The DPC’s intervention supports activists’ claims that access is determined by the GDPR, not by any conflicting national legislation. Irish law provides that access rights may be restricted in some circumstances, specifically if their exercise would impede the operation of commissions or future cooperation of witnesses.
Provisions of the law
However, on Friday the DPC effectively argued that access can only be limited on a case-by-case basis, and a request for access to records made under the GDPR should be evaluated on its own merits, rather than summarily rejected.
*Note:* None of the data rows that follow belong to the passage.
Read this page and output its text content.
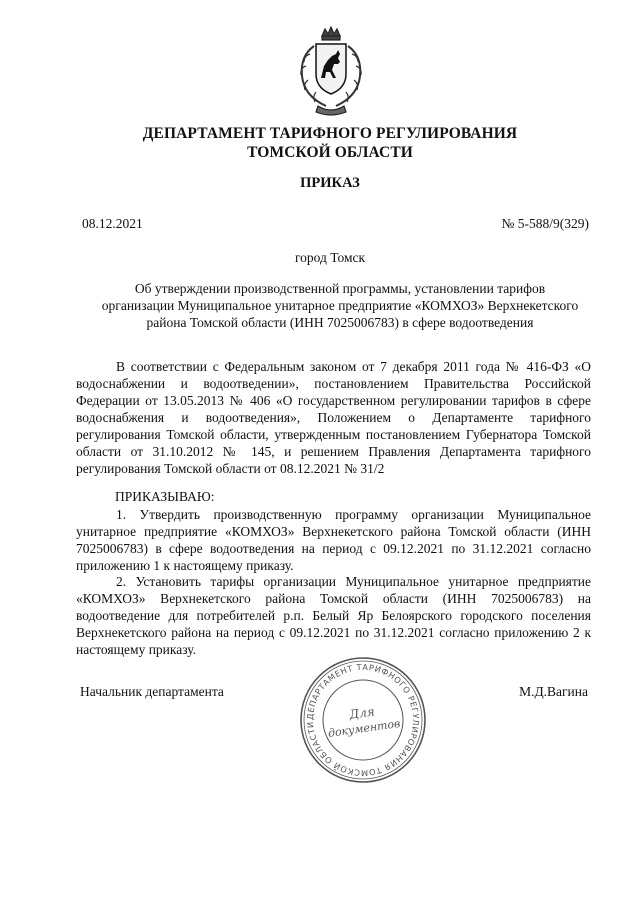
ДЕПАРТАМЕНТ ТАРИФНОГО РЕГУЛИРОВАНИЯ
ТОМСКОЙ ОБЛАСТИ
ПРИКАЗ
08.12.2021	№ 5-588/9(329)
город Томск
Об утверждении производственной программы, установлении тарифов
организации Муниципальное унитарное предприятие «КОМХОЗ» Верхнекетского
района Томской области (ИНН 7025006783) в сфере водоотведения

В соответствии с Федеральным законом от 7 декабря 2011 года № 416-ФЗ «О водоснабжении и водоотведении», постановлением Правительства Российской Федерации от 13.05.2013 № 406 «О государственном регулировании тарифов в сфере водоснабжения и водоотведения», Положением о Департаменте тарифного регулирования Томской области, утвержденным постановлением Губернатора Томской области от 31.10.2012 № 145, и решением Правления Департамента тарифного регулирования Томской области от 08.12.2021 № 31/2

ПРИКАЗЫВАЮ:

1. Утвердить производственную программу организации Муниципальное унитарное предприятие «КОМХОЗ» Верхнекетского района Томской области (ИНН 7025006783) в сфере водоотведения на период с 09.12.2021 по 31.12.2021 согласно приложению 1 к настоящему приказу.

2. Установить тарифы организации Муниципальное унитарное предприятие «КОМХОЗ» Верхнекетского района Томской области (ИНН 7025006783) на водоотведение для потребителей р.п. Белый Яр Белоярского городского поселения Верхнекетского района на период с 09.12.2021 по 31.12.2021 согласно приложению 2 к настоящему приказу.

Начальник департамента	М.Д.Вагина
ДЕПАРТАМЕНТ ТАРИФНОГО РЕГУЛИРОВАНИЯ ТОМСКОЙ ОБЛАСТИ
Для
документов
He said that the provisions of the Law that allow the sealing of documents are not intended to “constitute an effective general barrier to the exercise of rights.
The regulator said that the department must demonstrate why “it would be necessary to restrict access rights” related to the commission and also that the department must ensure that by sealing the documents “they do not prevent the exercise of rights where necessary and proportionate.” . to restrict those rights is not done ”.
Children’s Minister Roderic O’Gorman said Friday that it was no longer “morally feasible” for his department to deny survivors access to personal information. However, he has advocated a more gradual approach, saying the preference is to overcome legal issues over access to data through engagement with the Attorney General and requesting that a committee of Oireachtas examine any issues that arise.
Inherited problems
O’Gorman told the Seanad, which passed the bill on Friday, that he was “absolutely committed” to solving the problems. He apologized for his approach to dealing with the legislation and said that in his “rush to fix a legal problem” he lost sight of the fact that mother and baby homes and all the major legacy problems in the state “are not legal. problems”.
“They are some of the most serious types of abuse that could be perpetrated against women and children.”
In a statement Friday night, O’Gorman said the DPC’s comments relate to the 2004 legislation, not the current bill. He said that the legal advice received by his Department indicated that the right to access data under GDPR is “expressly prohibited” by the 2004 law, but acknowledged that “there are different legal opinions on the matter.” He said he is committed to a closer examination of the issue.
The debate over the bill has been marked by acrimony and a high-profile promotional campaign in which Oireachtas members received tens of thousands of submissions via email. Such was the scale of the communications that the email infrastructure in the Oireachtas suffered, with delays in sending and receiving emails last week.